Quando passamos a uma agenda mensal, verificamos que, por exemplo, na listagem das atividades da Feira Nacional de Agricultura / Feira do Ribatejo, em Santarém, não consta uma única tourada. Nem em Almeirim, nem na Chamusca, nem em Benavente, nem no Cartaxo, nem em Coruche, nem em Salvaterra de Magos ou na Azambuja, nem em lado nenhum. Eclipsaram-se. Deixaram de se realizar touradas no Ribatejo.
Quando um responsável público, eleito ou nomeado, não compreende que a cultura genuína está para além do politicamente correto, não presta um bom serviço à comunidade que é suposto servir. Quando numa região profundamente rural se omite a ancestral relação entre o homem e o animal, assente no trabalho, no equilíbrio de ecossistemas, na escatologia, nas práticas medicinais, nas crenças, na alimentação, na inspiração literária e artística, na companhia, no vestuário, na afirmação de identidades individuais e coletivas, na consolidação de grupos e de solidariedades, etc., para não desagradar a quem apenas conhece dos animais a companhia e a fidelidade, nada está a fazer para o desenvolvimento sustentado dessa região e para a preservação do seu equilíbrio ecológico. Sem argumentos para atrair visitantes em massa, julgamos caber ao turismo o papel de potenciar economicamente um ecossistema genuíno, vender o que resulta do equilíbrio entre o homem e a natureza, na sua tradição e na sua modernidade. Isto quer dizer: na sua cultura.
Omitir uma originalidade diferenciadora para mostrar e evidenciar produtos que são iguais e melhores em muitos outros locais, parece-nos pouco inteligente para atrair turistas, para além de pouco respeitador dos autóctones.
Que isto venha de profissionais do turismo possuidores de grandes saberes técnicos, ainda pode ser compreensível, embora pouco desejável e até deplorável, o que não concebo é atitude, ou a falta dela, dos autarcas ribatejanos perante tão abstrusa opção.

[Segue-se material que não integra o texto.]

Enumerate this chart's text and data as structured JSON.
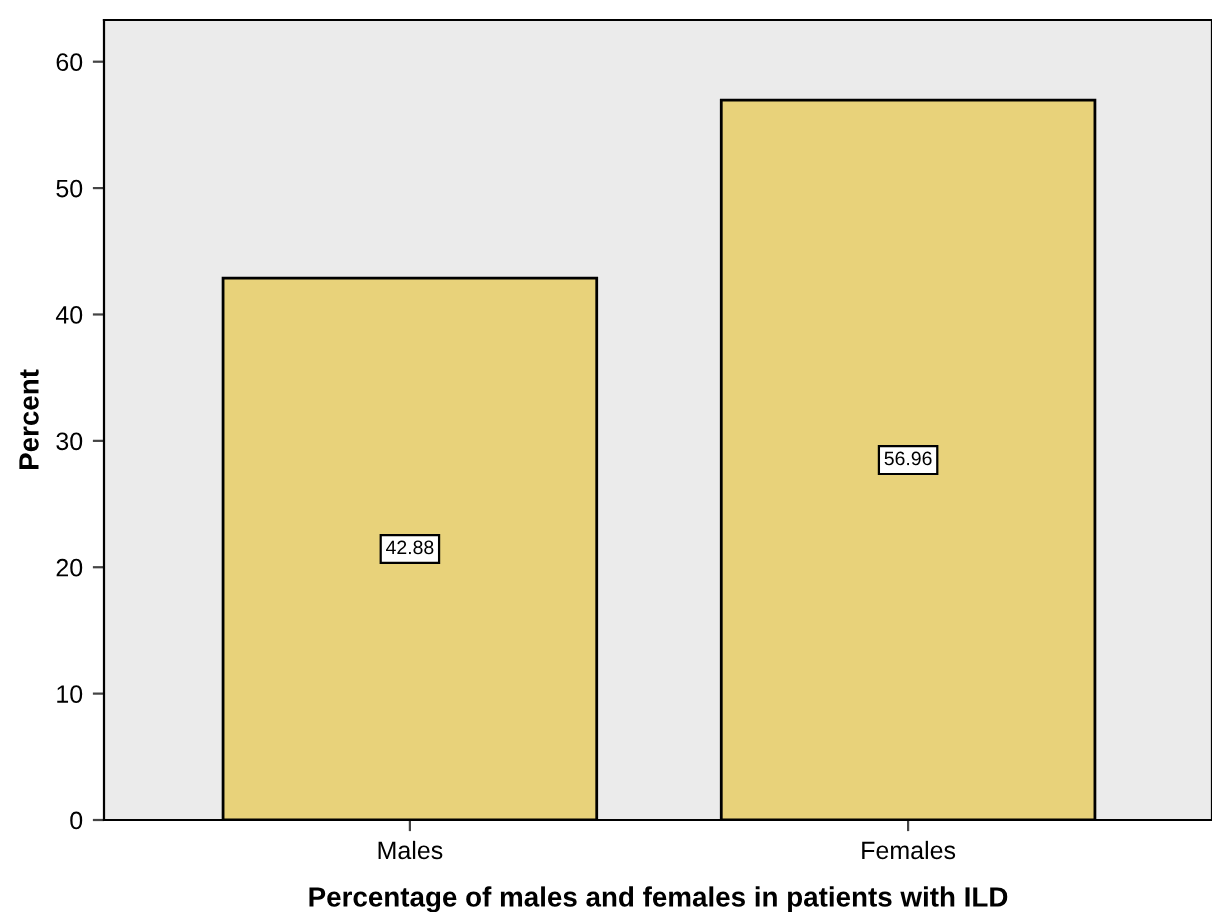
{
  "chart_data": {
    "type": "bar",
    "xlabel": "Percentage of males and females in patients with ILD",
    "ylabel": "Percent",
    "categories": [
      "Males",
      "Females"
    ],
    "values": [
      42.88,
      56.96
    ],
    "color": "#e8d27a",
    "ylim": [
      0,
      63.3
    ],
    "yticks": [
      0,
      10,
      20,
      30,
      40,
      50,
      60
    ],
    "data_labels": true,
    "grid": false,
    "legend": false
  }
}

Remato referindo o recente estudo do Politécnico de Santarém, mostrando que as três corridas de toiros realizadas por altura da Feira do Ribatejo na capital de distrito (as tais que não constam da brochura) movimentaram mais de um milhão de euros e recomendo a sua leitura aos autores da brochura e, já agora, aos autarcas mais distraídos.